Niger: Coup Attempt Condemnable

Worrying reports of a fresh coup attempt in Niger have made headlines.

Development Diaries reports that the country’s President, Mohamed Bazoum, has reportedly been seized by members of the presidential guard, leading to a protest in the capital, Niamey.

It is understood that the country’s Minister of Interior, Hamadou Souley, was arrested by the presidential guard on Wednesday morning along with Bazoum.

It is also understood that the Economic Community of West African States (ECOWAS) said earlier in the day, in a statement, that there had been an ‘attempt to seize power by force’ in the West African country.

According to a CNN report, hundreds of protesters later gathered in Niamey in support of Bazoum, with presidential guards firing ‘warning shots’ to block their advance.

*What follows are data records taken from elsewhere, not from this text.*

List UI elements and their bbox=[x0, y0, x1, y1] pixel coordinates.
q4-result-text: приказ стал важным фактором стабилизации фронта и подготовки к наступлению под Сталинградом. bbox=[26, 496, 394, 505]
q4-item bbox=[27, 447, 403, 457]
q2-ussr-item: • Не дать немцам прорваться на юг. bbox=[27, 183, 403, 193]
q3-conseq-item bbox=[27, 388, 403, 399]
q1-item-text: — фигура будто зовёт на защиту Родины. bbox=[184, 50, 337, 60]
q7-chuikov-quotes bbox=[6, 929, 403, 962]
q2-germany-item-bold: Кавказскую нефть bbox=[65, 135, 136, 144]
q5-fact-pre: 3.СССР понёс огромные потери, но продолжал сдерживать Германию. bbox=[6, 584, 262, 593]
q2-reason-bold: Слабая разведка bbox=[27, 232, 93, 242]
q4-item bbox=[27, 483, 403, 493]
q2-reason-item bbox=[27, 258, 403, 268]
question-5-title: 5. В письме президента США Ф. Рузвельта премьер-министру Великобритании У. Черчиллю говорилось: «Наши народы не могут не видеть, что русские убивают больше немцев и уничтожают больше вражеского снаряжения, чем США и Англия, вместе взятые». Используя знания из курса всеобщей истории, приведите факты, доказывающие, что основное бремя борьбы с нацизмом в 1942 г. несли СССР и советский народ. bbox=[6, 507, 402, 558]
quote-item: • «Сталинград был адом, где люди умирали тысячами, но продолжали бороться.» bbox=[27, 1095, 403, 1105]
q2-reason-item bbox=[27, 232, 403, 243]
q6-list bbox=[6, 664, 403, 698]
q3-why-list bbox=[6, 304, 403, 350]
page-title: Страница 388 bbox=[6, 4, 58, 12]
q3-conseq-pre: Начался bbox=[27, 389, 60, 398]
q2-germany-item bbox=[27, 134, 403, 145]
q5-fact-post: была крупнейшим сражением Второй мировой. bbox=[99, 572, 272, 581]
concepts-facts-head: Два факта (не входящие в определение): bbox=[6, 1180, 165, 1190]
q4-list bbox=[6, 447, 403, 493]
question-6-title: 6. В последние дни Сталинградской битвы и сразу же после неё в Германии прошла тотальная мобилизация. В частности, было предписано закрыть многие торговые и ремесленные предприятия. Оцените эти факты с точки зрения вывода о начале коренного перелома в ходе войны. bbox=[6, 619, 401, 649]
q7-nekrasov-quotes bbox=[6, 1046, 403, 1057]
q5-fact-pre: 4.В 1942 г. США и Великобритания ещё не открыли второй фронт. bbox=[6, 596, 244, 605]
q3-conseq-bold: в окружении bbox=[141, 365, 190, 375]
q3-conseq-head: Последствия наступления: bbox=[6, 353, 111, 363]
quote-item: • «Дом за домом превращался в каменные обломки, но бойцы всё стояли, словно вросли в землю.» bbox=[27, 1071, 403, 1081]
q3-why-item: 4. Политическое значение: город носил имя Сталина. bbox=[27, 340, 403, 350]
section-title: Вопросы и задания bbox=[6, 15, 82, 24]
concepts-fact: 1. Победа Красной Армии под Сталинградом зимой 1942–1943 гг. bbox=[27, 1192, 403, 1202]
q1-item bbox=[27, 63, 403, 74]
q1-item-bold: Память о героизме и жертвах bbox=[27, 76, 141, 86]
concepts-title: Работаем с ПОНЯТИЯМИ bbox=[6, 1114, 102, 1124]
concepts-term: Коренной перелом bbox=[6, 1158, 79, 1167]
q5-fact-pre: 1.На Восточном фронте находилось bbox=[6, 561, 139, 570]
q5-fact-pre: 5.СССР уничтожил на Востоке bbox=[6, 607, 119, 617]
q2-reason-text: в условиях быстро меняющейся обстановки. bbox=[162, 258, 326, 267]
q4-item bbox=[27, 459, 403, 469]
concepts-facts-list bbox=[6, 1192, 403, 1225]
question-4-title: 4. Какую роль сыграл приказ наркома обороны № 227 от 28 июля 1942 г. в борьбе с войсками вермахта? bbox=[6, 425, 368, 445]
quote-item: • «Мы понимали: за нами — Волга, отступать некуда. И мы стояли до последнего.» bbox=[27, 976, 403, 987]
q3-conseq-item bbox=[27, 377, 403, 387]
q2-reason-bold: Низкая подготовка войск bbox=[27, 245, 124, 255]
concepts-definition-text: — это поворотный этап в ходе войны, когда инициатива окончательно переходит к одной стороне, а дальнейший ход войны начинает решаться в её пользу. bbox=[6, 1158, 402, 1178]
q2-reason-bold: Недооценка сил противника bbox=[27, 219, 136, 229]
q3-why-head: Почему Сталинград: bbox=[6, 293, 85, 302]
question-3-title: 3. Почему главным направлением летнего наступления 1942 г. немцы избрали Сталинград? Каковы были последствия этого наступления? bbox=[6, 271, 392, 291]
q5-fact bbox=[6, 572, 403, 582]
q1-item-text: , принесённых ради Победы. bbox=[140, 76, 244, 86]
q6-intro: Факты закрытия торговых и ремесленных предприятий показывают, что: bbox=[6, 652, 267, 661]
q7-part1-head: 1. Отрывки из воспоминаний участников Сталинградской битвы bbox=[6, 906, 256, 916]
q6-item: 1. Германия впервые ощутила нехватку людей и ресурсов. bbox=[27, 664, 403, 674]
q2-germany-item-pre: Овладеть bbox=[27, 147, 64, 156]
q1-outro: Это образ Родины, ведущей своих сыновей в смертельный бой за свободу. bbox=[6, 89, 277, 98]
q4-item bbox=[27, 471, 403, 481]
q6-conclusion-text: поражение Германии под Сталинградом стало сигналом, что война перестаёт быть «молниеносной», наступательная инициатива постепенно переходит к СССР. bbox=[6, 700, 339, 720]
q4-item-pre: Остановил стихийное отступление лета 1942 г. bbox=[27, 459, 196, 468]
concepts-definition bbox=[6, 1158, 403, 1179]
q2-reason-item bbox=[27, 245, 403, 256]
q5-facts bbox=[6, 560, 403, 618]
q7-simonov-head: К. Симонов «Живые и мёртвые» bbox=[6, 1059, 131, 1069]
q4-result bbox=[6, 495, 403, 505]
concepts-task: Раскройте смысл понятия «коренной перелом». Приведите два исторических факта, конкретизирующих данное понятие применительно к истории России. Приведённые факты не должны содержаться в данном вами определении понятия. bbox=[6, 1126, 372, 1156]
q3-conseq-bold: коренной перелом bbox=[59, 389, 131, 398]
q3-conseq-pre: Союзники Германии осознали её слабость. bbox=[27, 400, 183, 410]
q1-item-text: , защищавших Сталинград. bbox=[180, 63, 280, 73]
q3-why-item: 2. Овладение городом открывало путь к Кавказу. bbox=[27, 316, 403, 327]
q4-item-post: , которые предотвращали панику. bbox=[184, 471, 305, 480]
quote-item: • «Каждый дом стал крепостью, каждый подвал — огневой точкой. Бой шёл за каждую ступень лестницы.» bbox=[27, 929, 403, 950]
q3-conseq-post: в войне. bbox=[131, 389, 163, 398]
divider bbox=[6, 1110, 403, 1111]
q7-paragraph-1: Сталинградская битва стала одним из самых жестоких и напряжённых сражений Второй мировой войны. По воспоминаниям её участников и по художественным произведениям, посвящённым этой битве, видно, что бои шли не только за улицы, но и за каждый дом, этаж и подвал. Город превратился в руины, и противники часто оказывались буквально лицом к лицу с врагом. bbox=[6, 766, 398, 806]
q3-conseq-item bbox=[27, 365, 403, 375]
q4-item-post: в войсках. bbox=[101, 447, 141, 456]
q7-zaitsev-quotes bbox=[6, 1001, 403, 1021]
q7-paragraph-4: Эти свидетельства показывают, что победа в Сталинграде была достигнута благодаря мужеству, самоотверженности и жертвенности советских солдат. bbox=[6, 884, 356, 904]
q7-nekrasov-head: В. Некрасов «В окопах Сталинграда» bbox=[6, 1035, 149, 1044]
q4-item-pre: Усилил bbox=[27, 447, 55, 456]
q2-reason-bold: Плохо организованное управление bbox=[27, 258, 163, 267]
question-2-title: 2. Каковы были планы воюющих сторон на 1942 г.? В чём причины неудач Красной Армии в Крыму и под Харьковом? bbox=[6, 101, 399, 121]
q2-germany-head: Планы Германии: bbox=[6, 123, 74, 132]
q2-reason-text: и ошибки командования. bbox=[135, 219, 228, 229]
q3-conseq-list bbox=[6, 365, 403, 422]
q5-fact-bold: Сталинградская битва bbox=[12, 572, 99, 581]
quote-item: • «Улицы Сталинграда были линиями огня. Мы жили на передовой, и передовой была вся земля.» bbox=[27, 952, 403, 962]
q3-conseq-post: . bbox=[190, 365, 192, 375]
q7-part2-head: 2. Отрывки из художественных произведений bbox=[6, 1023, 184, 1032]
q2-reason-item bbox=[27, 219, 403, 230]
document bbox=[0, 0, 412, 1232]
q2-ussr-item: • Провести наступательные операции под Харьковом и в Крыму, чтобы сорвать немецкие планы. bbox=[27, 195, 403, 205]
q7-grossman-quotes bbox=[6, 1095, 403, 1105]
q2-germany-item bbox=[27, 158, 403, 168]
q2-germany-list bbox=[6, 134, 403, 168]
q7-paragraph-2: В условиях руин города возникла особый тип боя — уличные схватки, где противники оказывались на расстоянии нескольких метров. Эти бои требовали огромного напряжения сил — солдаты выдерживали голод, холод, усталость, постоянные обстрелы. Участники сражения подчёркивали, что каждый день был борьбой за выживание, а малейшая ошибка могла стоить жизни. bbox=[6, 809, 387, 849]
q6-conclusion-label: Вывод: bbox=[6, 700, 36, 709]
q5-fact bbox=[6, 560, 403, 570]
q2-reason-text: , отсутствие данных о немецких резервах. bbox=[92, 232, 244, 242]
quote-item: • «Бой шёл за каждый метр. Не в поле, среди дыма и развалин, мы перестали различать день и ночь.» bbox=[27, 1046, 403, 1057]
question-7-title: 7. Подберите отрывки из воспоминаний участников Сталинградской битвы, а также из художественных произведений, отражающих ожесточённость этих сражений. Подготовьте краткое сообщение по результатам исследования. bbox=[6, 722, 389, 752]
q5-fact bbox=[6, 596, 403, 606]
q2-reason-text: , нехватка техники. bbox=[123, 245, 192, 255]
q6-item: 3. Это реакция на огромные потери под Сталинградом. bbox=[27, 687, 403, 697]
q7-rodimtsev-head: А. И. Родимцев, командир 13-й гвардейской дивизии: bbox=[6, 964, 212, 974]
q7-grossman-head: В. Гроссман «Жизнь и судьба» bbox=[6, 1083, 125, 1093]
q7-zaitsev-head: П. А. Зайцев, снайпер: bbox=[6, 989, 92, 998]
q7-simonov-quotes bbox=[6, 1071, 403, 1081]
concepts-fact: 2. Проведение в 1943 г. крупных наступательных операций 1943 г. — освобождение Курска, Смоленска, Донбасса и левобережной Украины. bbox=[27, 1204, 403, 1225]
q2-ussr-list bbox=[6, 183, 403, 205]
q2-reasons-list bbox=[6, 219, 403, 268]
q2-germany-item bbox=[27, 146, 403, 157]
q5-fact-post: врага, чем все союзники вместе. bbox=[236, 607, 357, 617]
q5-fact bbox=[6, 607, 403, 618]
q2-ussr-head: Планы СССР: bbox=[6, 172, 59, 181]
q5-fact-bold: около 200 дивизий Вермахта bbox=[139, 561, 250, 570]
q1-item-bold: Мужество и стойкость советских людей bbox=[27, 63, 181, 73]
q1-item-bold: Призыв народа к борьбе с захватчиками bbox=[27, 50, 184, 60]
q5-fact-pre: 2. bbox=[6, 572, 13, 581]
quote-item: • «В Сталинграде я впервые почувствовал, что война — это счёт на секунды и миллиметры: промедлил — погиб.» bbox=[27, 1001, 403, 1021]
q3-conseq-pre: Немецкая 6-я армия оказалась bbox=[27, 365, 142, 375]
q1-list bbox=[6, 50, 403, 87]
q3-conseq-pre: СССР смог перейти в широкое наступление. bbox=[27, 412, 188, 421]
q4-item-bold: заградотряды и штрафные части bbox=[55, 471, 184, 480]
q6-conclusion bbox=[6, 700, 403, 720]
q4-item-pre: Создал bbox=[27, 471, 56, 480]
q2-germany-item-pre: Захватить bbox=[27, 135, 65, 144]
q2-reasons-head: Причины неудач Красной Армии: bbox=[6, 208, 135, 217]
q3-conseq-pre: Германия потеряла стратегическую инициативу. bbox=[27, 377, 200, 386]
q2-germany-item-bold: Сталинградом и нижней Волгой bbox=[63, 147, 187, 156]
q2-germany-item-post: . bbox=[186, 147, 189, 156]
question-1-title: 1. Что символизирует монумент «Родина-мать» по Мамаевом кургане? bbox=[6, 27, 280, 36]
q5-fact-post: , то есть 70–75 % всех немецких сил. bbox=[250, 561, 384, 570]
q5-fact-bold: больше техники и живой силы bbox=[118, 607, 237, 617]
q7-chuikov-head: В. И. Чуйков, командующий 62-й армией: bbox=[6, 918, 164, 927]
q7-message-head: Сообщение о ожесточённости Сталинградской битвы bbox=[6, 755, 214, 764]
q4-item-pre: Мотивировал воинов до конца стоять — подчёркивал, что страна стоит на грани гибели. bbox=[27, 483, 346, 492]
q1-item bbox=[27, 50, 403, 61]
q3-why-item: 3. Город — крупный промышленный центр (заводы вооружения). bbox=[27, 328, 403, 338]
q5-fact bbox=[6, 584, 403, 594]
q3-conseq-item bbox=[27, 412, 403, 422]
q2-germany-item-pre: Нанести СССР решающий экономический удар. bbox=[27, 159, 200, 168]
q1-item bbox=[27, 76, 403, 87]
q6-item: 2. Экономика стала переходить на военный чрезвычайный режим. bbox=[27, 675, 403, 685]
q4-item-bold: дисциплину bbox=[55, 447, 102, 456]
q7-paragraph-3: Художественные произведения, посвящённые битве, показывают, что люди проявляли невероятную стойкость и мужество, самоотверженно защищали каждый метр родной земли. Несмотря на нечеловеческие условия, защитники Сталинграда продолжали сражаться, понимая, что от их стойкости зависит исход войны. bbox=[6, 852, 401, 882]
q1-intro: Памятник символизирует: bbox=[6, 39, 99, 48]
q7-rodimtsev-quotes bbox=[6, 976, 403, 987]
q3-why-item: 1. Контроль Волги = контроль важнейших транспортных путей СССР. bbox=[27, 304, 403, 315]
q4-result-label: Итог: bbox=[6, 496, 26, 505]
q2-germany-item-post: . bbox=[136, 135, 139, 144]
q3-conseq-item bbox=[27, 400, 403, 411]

Since gaining independence from France in 1960, Niger has experienced four coups and countless attempted ones, making it one of the most coup-prone countries in the world.

The Lomé Declaration of 2000 and the African Charter on Democracy, Elections and Governance of 2007 both define aspects of unconstitutional change of government to include: a military coup against a democratically elected government; mercenary intervention to replace a democratically elected government; replacing a democratically elected government by dissident armed groups and rebel movements; or refusal of an outgoing government to relinquish power following defeat in free, fair and regular elections.

Development Diaries condemns the attempt to seize power by force and calls on the coup plotters to immediately free the democratically-elected president.

Also, ECOWAS must ensure that unconstitutional changes of government in the region are not tolerated.